Cependant, entre un travailleur noir et un médecin, un avocat ou chef d’entreprise noir, le premier est plus opprimé, plus colonisé que les seconds.

Tous ne sont pas égaux face aux classes aisées et à la bourgeoisie.

Le créole, langue des travailleurs

Letchimy est lié à un parti de gouvernement, le Parti socialiste. Ce dernier est un soutien de gauche de la bourgeoisie française. Comme Aimé Césaire, Letchimy mêle cette orientation politique à une dose de nationalisme modéré. Il veut faire croire à la population et aux travailleurs qu’en se propulsant premier défenseur de la langue créole il est aussi leur premier défenseur. Rien de plus trompeur. Dans sa réponse au préfet, Serge Letchimy déclare notamment : « À tout jamais pour moi et pour nous, la langue créole, cet impensé pour certains, nous dessine, nous définit, nous attache à un lieu et à un moment petitement ou largement circonscrit. » Qui sont les « nous » ? Ce sont tous les Martiniquais, travailleurs comme bourgeois, que Letchimy ramène à sa propre personne.

Les Martiniquais et Guadeloupéens pauvres, exploités, membres de la classe ouvrière, parlent le créole tout le temps, eux, du matin au soir. Ce sont eux qui font évoluer cette langue vivante, qui l’enrichissent en forgeant des expressions nouvelles qui deviennent ensuite des expressions génériques. Ce créole, provenant du génie populaire et du tréfonds des champs et des lieux d’exploitation féroce ou des quartiers pauvres, est souvent lié à ce que vivent les travailleurs au quotidien dans leur labeur, leurs peines et leurs joies. Les paroles du Gro Ka ou du Bélè, danses traditionnelles locales, en sont issues.

Dans les milieux sociaux aisés et chez les notables, le créole n’est pas naturel mais emprunté. Les politiciens, dont Letchimy, parlent le créole de temps en temps pour « faire peuple », mais la plupart du temps ils parlent français.

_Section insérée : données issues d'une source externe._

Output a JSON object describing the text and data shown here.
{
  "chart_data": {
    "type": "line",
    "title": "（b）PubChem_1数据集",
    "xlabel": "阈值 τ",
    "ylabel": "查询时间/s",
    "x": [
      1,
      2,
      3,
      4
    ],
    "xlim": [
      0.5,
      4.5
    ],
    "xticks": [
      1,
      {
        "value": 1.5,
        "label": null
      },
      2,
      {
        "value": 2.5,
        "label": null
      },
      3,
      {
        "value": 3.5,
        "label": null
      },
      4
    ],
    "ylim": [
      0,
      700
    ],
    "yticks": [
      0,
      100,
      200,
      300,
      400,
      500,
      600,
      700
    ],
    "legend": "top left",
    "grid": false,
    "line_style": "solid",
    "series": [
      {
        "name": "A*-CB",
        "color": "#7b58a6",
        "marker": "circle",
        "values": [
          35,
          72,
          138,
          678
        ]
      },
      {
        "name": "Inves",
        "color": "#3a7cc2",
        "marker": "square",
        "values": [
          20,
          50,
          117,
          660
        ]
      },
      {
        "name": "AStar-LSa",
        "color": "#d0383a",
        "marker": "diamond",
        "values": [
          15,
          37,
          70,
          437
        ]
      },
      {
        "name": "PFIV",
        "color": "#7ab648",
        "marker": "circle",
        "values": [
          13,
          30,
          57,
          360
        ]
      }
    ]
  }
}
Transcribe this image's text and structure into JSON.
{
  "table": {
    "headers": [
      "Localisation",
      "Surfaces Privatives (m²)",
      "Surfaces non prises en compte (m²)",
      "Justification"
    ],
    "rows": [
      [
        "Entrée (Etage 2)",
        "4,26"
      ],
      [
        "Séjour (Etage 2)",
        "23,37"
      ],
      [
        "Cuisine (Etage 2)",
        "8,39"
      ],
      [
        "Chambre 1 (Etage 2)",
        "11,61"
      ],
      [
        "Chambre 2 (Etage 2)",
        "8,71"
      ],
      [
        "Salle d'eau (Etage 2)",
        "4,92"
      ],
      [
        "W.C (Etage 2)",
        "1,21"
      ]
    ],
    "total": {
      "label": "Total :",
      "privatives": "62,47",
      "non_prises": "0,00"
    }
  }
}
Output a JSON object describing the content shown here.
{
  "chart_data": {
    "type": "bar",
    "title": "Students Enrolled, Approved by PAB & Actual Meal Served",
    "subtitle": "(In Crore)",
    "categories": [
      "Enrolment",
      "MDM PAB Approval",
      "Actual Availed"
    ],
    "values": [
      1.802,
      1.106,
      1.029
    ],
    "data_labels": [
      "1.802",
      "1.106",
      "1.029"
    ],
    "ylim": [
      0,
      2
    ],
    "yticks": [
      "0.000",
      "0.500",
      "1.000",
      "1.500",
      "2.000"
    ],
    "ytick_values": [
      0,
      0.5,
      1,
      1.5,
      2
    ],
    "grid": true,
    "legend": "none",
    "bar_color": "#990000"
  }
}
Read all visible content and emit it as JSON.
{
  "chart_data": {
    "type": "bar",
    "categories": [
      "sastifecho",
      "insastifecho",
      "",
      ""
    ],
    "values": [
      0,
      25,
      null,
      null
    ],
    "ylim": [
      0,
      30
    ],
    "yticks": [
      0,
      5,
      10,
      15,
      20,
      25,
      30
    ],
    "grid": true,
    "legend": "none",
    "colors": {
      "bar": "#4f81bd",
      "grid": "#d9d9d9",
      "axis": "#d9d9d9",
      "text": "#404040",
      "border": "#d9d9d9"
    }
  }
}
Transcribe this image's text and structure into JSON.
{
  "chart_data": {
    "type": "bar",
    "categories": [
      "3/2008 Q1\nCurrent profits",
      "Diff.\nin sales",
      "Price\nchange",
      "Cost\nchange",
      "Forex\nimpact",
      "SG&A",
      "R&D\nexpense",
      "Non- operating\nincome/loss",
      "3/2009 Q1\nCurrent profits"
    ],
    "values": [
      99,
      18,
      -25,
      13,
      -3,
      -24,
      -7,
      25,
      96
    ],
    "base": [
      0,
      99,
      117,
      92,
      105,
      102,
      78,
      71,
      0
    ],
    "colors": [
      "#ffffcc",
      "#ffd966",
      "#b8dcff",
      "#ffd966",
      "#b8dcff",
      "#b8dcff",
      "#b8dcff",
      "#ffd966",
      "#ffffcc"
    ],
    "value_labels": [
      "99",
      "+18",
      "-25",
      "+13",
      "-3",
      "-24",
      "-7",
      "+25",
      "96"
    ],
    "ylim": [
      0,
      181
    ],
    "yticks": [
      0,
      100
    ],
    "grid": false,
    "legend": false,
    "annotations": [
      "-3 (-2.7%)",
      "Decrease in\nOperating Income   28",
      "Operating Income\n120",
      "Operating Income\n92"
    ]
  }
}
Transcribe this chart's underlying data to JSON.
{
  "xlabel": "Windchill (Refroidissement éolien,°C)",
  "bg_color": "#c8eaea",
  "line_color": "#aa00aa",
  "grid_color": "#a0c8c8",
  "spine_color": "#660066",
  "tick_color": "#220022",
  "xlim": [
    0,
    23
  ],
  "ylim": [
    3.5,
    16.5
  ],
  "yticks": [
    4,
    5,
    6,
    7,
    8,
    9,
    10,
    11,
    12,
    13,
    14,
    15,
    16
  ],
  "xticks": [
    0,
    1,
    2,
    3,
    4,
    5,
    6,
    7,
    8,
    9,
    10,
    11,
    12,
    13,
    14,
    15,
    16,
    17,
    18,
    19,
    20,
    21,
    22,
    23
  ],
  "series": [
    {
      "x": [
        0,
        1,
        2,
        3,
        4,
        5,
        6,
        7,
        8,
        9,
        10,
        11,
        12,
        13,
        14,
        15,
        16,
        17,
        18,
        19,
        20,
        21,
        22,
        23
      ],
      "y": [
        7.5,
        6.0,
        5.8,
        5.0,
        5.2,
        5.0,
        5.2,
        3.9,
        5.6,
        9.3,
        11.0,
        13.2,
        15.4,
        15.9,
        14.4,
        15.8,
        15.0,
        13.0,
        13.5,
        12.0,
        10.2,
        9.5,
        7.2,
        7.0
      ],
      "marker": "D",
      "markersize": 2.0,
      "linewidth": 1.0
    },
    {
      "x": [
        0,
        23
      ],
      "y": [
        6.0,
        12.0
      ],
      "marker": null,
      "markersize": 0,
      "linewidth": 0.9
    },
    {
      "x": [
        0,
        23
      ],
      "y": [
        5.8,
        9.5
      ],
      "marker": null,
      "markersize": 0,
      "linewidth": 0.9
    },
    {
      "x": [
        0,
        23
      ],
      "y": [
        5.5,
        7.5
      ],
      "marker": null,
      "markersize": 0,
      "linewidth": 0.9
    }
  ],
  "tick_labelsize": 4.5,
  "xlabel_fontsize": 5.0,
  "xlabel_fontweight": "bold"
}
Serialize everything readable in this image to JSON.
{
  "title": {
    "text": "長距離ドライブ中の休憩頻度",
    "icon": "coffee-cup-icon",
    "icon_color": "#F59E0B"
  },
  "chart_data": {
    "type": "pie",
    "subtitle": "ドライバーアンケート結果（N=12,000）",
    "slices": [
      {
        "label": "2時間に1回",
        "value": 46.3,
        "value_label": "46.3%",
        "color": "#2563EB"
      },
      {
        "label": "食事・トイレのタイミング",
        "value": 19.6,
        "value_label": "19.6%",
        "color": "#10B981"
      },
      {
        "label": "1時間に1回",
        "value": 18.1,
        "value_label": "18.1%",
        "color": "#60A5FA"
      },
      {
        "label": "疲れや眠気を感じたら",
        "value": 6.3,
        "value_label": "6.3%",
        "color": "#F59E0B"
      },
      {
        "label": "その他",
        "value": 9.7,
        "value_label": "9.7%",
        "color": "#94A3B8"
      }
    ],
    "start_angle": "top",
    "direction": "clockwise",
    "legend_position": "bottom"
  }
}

Il y a chez eux, dans l’emprunt du créole, une dose plus ou moins grande de démagogie.

Dans l’usage qui est fait du créole existe la différenciation entre les classes sociales.

En Martinique et en Guadeloupe, les travailleurs et les classes populaires sont les seuls à parler le créole naturellement, spontanément.

Certes, si demain l’État français modifiait la Constitution pour déclarer la langue créole langue officielle en Guadeloupe et en Martinique, ce serait un point de marqué contre le mépris colonialiste historique. Mais, sous le régime de l’exploitation capitaliste, le sort des travailleurs resterait inchangé. Être exploité officiellement en créole ou en français ne changerait rien de fondamental pour les travailleurs.

Les préoccupations politiques de Serge Letchimy et des notables ne vont pas dans le sens des intérêts des travailleurs et des pauvres, mais dans le sens opposé : c’est-à-dire perpétuer d’une façon ou d’une autre l’ordre bourgeois, l’ordre capitaliste de domination sur les travailleurs et la classe laborieuse.